时间:2024-04-24 23:09:28  作者:匿名咸鱼【完结+番外】
  望了眼尽头黑漆漆的巷子,裴端疑心自己走得太快,心里要说的话却还没酝酿好,他既不愿意走,也不好拉着宋长瑛重走一遍,有些无措地站在原地。
  宋长瑛定定看他一会,目光犹如上刑,只把他盯得越发难堪羞耻,才放过他似的,声音带了些说不清道不明的怜爱:“公公有什么话便说吧,瑛娘听着。”
  他说什么呢……裴端垂眼再看宋长瑛,眸中已是一片阴沉。
  “明日你一早去宫中当差,便住在宫内,专心伺候五殿下,暂时不要出宫,更不要回裴府,姑娘可明白?”
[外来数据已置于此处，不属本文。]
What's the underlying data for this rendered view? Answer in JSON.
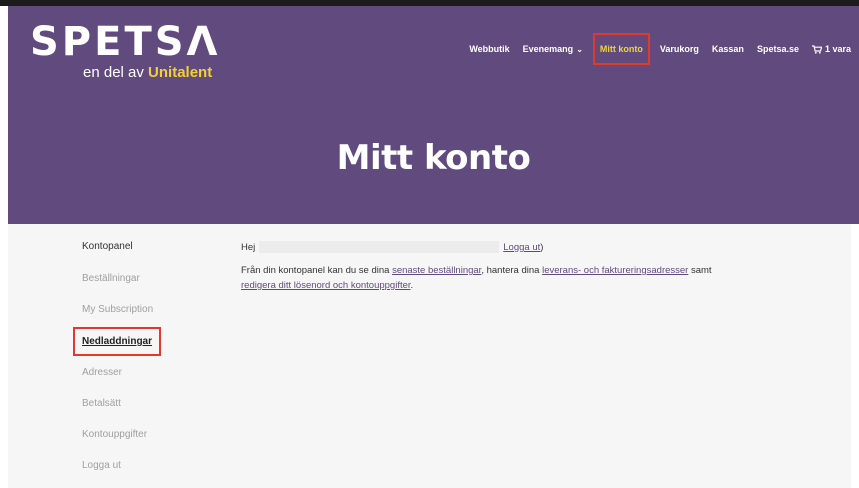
{
  "logo": {
    "word": "SPETSΛ",
    "tagline_prefix": "en del av ",
    "tagline_brand": "Unitalent"
  },
  "nav": {
    "webbutik": "Webbutik",
    "evenemang": "Evenemang",
    "mitt_konto": "Mitt konto",
    "varukorg": "Varukorg",
    "kassan": "Kassan",
    "spetsa": "Spetsa.se",
    "cart_count": "1 vara",
    "chevron": "⌄"
  },
  "hero": {
    "title": "Mitt konto"
  },
  "sidebar": {
    "items": [
      {
        "label": "Kontopanel"
      },
      {
        "label": "Beställningar"
      },
      {
        "label": "My Subscription"
      },
      {
        "label": "Nedladdningar"
      },
      {
        "label": "Adresser"
      },
      {
        "label": "Betalsätt"
      },
      {
        "label": "Kontouppgifter"
      },
      {
        "label": "Logga ut"
      }
    ]
  },
  "main": {
    "greeting": "Hej",
    "logout_link": "Logga ut",
    "logout_suffix": ")",
    "intro_prefix": "Från din kontopanel kan du se dina ",
    "link_orders": "senaste beställningar",
    "intro_mid": ", hantera dina ",
    "link_addresses": "leverans- och faktureringsadresser",
    "intro_suffix": " samt",
    "link_account": "redigera ditt lösenord och kontouppgifter",
    "period": "."
  },
  "colors": {
    "brand_purple": "#614a7e",
    "brand_yellow": "#f2d233",
    "highlight_red": "#e1392b"
  }
}
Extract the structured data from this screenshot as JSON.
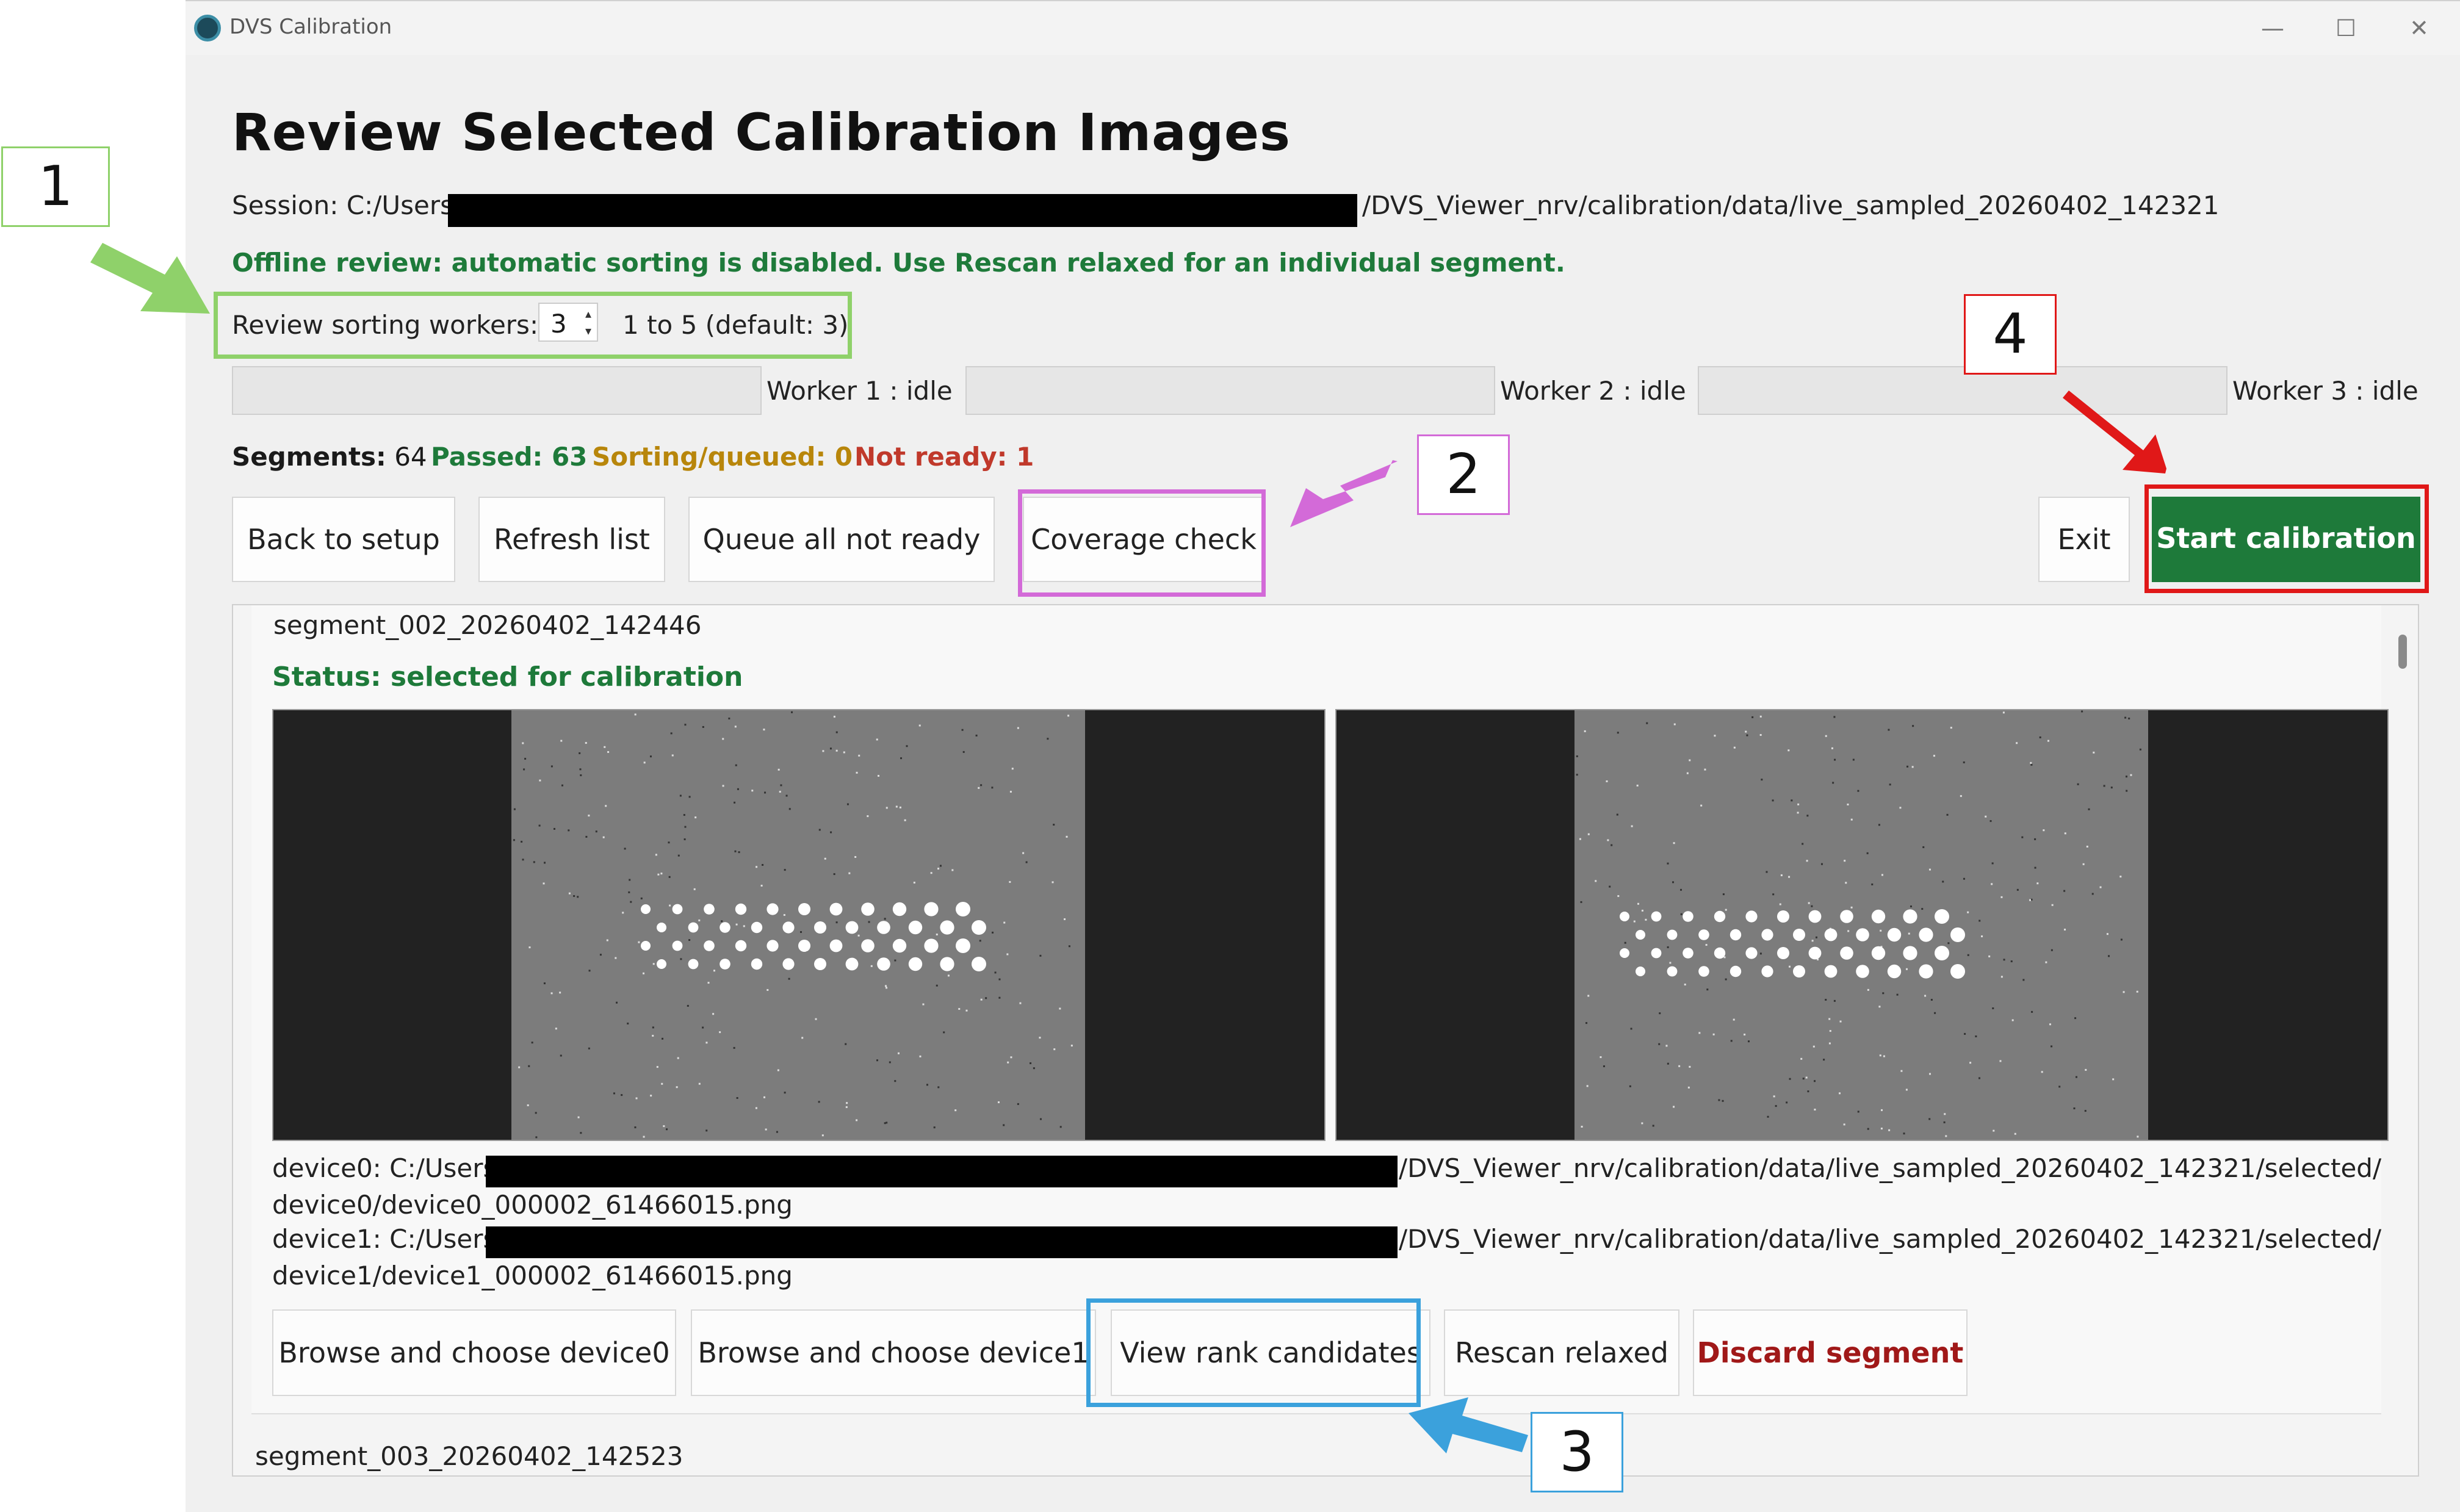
{
  "window": {
    "title": "DVS Calibration",
    "controls": {
      "minimize": "—",
      "maximize": "☐",
      "close": "✕"
    }
  },
  "header": {
    "title": "Review Selected Calibration Images",
    "session_label": "Session: C:/Users/",
    "session_suffix": "/DVS_Viewer_nrv/calibration/data/live_sampled_20260402_142321",
    "offline_message": "Offline review: automatic sorting is disabled. Use Rescan relaxed for an individual segment."
  },
  "workers": {
    "label": "Review sorting workers:",
    "value": "3",
    "range_text": "1 to 5 (default: 3)",
    "items": [
      {
        "label": "Worker 1 : idle",
        "progress": 0
      },
      {
        "label": "Worker 2 : idle",
        "progress": 0
      },
      {
        "label": "Worker 3 : idle",
        "progress": 0
      }
    ]
  },
  "stats": {
    "segments_label": "Segments:",
    "segments_value": "64",
    "passed": "Passed: 63",
    "sorting": "Sorting/queued: 0",
    "not_ready": "Not ready: 1",
    "colors": {
      "passed": "#1e7a3a",
      "sorting": "#b8860b",
      "not_ready": "#c0392b"
    }
  },
  "toolbar": {
    "back": "Back to setup",
    "refresh": "Refresh list",
    "queue": "Queue all not ready",
    "coverage": "Coverage check",
    "exit": "Exit",
    "start": "Start calibration",
    "start_color": "#1e7a3a"
  },
  "segment": {
    "name": "segment_002_20260402_142446",
    "status": "Status: selected for calibration",
    "device0_prefix": "device0: C:/Users/",
    "device0_suffix": "/DVS_Viewer_nrv/calibration/data/live_sampled_20260402_142321/selected/",
    "device0_file": "device0/device0_000002_61466015.png",
    "device1_prefix": "device1: C:/Users/",
    "device1_suffix": "/DVS_Viewer_nrv/calibration/data/live_sampled_20260402_142321/selected/",
    "device1_file": "device1/device1_000002_61466015.png",
    "buttons": {
      "browse0": "Browse and choose device0",
      "browse1": "Browse and choose device1",
      "rank": "View rank candidates",
      "rescan": "Rescan relaxed",
      "discard": "Discard segment"
    }
  },
  "next_segment": {
    "name": "segment_003_20260402_142523"
  },
  "annotations": [
    {
      "number": "1",
      "color": "#8fd16a"
    },
    {
      "number": "2",
      "color": "#d36ad8"
    },
    {
      "number": "3",
      "color": "#3ba1dc"
    },
    {
      "number": "4",
      "color": "#e01818"
    }
  ]
}
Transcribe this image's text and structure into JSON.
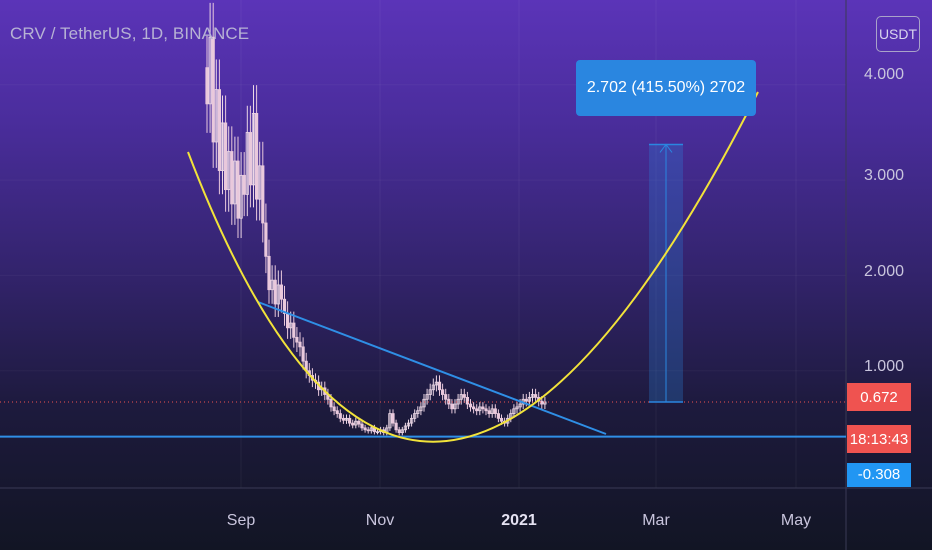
{
  "header": {
    "symbol_title": "CRV / TetherUS, 1D, BINANCE",
    "currency_button": "USDT"
  },
  "price_axis": {
    "ticks": [
      "4.000",
      "3.000",
      "2.000",
      "1.000"
    ]
  },
  "time_axis": {
    "ticks": [
      "Sep",
      "Nov",
      "2021",
      "Mar",
      "May"
    ]
  },
  "badges": {
    "last_price": "0.672",
    "countdown": "18:13:43",
    "support_level": "0.308"
  },
  "measure_label": "2.702 (415.50%) 2702",
  "colors": {
    "up_candle": "#ecd8e6",
    "down_candle": "#e9c9dc",
    "trendline": "#2f8fe6",
    "curve": "#f2e33a",
    "last_price_badge": "#ef5350",
    "support_badge": "#2196f3",
    "measure_fill": "#2a86e0"
  },
  "chart_data": {
    "type": "candlestick",
    "symbol": "CRV / TetherUS",
    "interval": "1D",
    "exchange": "BINANCE",
    "quote_currency": "USDT",
    "y_ticks": [
      4.0,
      3.0,
      2.0,
      1.0
    ],
    "x_ticks": [
      "Sep",
      "Nov",
      "2021",
      "Mar",
      "May"
    ],
    "last_price": 0.672,
    "support_level": 0.308,
    "bar_countdown": "18:13:43",
    "measurement": {
      "from": 0.672,
      "to": 3.374,
      "change": 2.702,
      "change_percent": 415.5,
      "ticks": 2702,
      "label": "2.702 (415.50%) 2702"
    },
    "candles_close": [
      3.8,
      4.5,
      3.4,
      3.95,
      3.1,
      3.6,
      2.9,
      3.3,
      2.75,
      3.2,
      2.6,
      3.05,
      2.85,
      3.5,
      2.95,
      3.7,
      2.8,
      3.15,
      2.55,
      2.2,
      1.85,
      1.95,
      1.7,
      1.9,
      1.75,
      1.6,
      1.45,
      1.5,
      1.35,
      1.3,
      1.25,
      1.1,
      1.0,
      0.95,
      0.9,
      0.88,
      0.8,
      0.82,
      0.75,
      0.7,
      0.62,
      0.58,
      0.55,
      0.5,
      0.48,
      0.5,
      0.45,
      0.43,
      0.47,
      0.44,
      0.4,
      0.38,
      0.37,
      0.4,
      0.36,
      0.36,
      0.38,
      0.35,
      0.4,
      0.55,
      0.45,
      0.38,
      0.35,
      0.38,
      0.42,
      0.45,
      0.5,
      0.55,
      0.58,
      0.62,
      0.7,
      0.75,
      0.8,
      0.85,
      0.88,
      0.8,
      0.75,
      0.7,
      0.65,
      0.6,
      0.65,
      0.7,
      0.75,
      0.72,
      0.65,
      0.62,
      0.6,
      0.58,
      0.62,
      0.6,
      0.58,
      0.55,
      0.6,
      0.55,
      0.5,
      0.47,
      0.45,
      0.5,
      0.55,
      0.6,
      0.62,
      0.65,
      0.7,
      0.68,
      0.72,
      0.75,
      0.72,
      0.68,
      0.65,
      0.672
    ]
  }
}
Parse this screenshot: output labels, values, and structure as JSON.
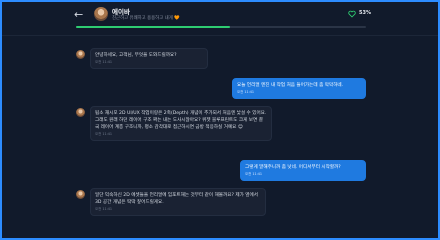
{
  "header": {
    "back_glyph": "←",
    "title": "에이바",
    "subtitle": "친근하고 유쾌하고 용용하고 내게 🧡",
    "percent": "53%",
    "progress": 0.53,
    "heart_color": "#2ecc71"
  },
  "messages": [
    {
      "role": "assistant",
      "text": "안녕하세요, 고객님, 무엇을 도와드릴까요?",
      "time": "오전 11:41"
    },
    {
      "role": "user",
      "text": "요늘 언리얼 엔진 내 작업 처음 들어가는데 좀 막막하네.",
      "time": "오전 11:41"
    },
    {
      "role": "assistant",
      "text": "됩소 재시모 2D UI/UX 작업이랑은 2축(Depth) 개념이 추가되서 처음엔 낯설 수 있어요. 그래도 원래 하던 레이어 구조 짜는 내는 도사시잖아요? 위젯 블루프린트도 크게 보면 결국 레이어 계층 구조니까, 평소 감각대로 접근하시면 금방 적응하실 거예요 😊",
      "time": "오전 11:41"
    },
    {
      "role": "user",
      "text": "그렇게 말해주니까 좀 낫네. 어디서부터 시작할까?",
      "time": "오전 11:41"
    },
    {
      "role": "assistant",
      "text": "일단 익숙하신 2D 에셋들을 언리얼에 임포트해는 것부터 같이 해볼까요? 제가 옆에서 3D 공간 개념은 딱딱 짚어드릴게요.",
      "time": "오전 11:41"
    }
  ]
}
  裴端出事了……宋长瑛眼皮一跳,心脏震颤不止,几乎要跳喉咙来。
  司礼监一片混乱,她便有机会……
  越是这时,便越不能露出马脚,可她期盼已久,竟然掩不住眼中的兴奋,只怕张嘴答话,就叫对方看出端倪。
  正在这时,裴端肚中却滑稽地发出咕噜怪声,宋长瑛噗嗤一笑。
  “公公是多久没吃东西了,方才逛街时也不说买些垫垫肚子。”
  裴端尴尬得无所适从,一时也忘了要她回答。
  “都是些乡野粗食,咱家没胃口。”
  “虽是乡野粗食,没有宫中精巧,但吃起来也是别有风味的。”宋长瑛只带着他往前走:“瑛娘知晓一家面馆味道不错,就在附近,这就带公公去尝尝。”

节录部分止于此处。